3.2 Pair and brood numbers, and invertebrate food abundance
Overall brood, but especially pair densities were higher in Maaninka
than in Evo (for pairs, N = 117, U = 378, P <
0.001; for broods, N = 117, U = 863, P <
0.001; Table 3). The same pattern was also observed if only teal
densities were considered (pairs N = 117, U = 495, P< 0.001; broods, N = 117, U = 986, P< 0.001, Table 3). Mallard pair, but not brood density
differed between the areas (pairs N = 117, U = 884, P< 0.001; broods, N = 117, U = 1267, P =
0.242, Table 3). However, both mallard and teal per capita brood
production was significantly higher in Evo than in Maaninka (mallardG = 20.7, df = 3, P < 0.001; teal G =
52.2, df = 3, P < 0.001; Table 3).
Three best models explained numbers of pairs within ΔAIC <2
(Table 4). The base model (SHORE + FIELD; these variables were included
in all model) had the lowest AIC-value. The null model (intercept only)
had the poorest fit. Pair numbers increased with shoreline length and
field percentage, and ponds had fewer pairs than lakes. Food index
appeared not to contribute (Table 5).
Two well-fitting brood models were within ΔAIC < 2 and both
included “FOOD” (Table 4). The null model (intercept only) had again
the poorest fit. Brood numbers increased with food abundance (Table 5),
but less so with number of pairs. Field percentage had only weakly
positive, but significant effect on brood numbers.

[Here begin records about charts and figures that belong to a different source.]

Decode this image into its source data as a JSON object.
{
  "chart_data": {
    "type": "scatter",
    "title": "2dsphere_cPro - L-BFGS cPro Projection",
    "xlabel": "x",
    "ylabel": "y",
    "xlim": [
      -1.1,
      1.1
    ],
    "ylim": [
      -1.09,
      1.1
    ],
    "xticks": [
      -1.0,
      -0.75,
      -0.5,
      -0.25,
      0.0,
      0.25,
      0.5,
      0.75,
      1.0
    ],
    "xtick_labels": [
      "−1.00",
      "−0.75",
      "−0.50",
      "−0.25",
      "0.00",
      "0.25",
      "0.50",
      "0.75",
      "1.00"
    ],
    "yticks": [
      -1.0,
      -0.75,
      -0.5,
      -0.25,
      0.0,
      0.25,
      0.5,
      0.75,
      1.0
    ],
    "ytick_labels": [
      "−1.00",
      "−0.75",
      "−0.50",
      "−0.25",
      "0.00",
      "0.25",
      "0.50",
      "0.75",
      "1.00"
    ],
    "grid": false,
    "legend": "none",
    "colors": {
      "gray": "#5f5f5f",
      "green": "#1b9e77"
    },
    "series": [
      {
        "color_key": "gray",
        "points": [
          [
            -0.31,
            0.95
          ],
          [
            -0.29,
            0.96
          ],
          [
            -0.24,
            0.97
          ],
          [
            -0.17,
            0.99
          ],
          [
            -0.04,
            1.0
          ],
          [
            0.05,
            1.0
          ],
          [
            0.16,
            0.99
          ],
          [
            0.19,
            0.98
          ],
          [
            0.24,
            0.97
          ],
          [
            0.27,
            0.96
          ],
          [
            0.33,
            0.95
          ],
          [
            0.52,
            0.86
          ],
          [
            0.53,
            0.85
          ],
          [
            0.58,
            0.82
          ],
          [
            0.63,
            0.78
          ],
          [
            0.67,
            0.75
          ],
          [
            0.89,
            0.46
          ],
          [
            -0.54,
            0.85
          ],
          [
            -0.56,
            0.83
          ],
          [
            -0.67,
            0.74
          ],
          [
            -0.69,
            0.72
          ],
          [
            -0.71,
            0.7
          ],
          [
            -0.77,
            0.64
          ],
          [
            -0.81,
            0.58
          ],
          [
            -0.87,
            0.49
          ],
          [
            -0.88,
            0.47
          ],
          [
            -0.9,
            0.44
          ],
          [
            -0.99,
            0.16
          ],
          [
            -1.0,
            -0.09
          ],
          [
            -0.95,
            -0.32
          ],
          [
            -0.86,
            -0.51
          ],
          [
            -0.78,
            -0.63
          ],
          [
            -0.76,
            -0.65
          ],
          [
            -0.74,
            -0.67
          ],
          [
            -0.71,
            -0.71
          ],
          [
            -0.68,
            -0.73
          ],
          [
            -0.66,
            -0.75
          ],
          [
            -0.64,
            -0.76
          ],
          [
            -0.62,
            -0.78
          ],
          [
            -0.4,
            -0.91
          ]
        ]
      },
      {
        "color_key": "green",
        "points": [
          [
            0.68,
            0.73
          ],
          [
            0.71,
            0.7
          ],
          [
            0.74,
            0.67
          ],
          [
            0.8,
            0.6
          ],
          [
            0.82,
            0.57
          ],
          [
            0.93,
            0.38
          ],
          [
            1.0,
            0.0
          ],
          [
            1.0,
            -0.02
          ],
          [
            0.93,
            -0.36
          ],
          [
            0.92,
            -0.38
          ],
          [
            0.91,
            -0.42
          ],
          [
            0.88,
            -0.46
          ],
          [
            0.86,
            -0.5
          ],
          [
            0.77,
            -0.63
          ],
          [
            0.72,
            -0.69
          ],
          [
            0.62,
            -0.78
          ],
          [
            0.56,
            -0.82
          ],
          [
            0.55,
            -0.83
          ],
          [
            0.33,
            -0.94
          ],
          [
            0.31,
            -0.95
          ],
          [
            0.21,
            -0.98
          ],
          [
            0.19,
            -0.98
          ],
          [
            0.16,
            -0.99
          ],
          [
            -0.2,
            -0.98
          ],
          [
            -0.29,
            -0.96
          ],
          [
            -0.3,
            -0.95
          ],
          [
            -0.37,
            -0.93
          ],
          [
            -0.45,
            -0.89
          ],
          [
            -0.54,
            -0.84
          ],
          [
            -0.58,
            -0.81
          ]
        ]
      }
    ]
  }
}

Water body type had a significant effect for the invertebrate food
index. Ponds had higher index than permanent lakes (Table 6), indicating
that ponds are more food rich habitats than lakes. Shoreline length or
field percentage around the water body did not explain the invertebrate
index.
DISCUSSION
Our results indicate that duck densities were higher in the agricultural
landscape. However, ducks appear to face a trade-off, because the
agricultural landscape also had a higher nest predation rate than the
barren forest landscape as revealed by experimental nests equipped with
wildlife cameras. Brood production per pair reflected this trade-off:
production was higher in the barren forest landscape than in the
agricultural landscape, which suggests the occurrence of a high nest
predation rate and/or high brood mortality in the agricultural
landscape. The results imply that the predator detection at artificial
duck nests with wildlife cameras actually reflects their visitation to
natural nests. However, our results only concern the early egg-laying
period, while predation later in the nest period, during incubation,
likely incurs a higher cost to the female.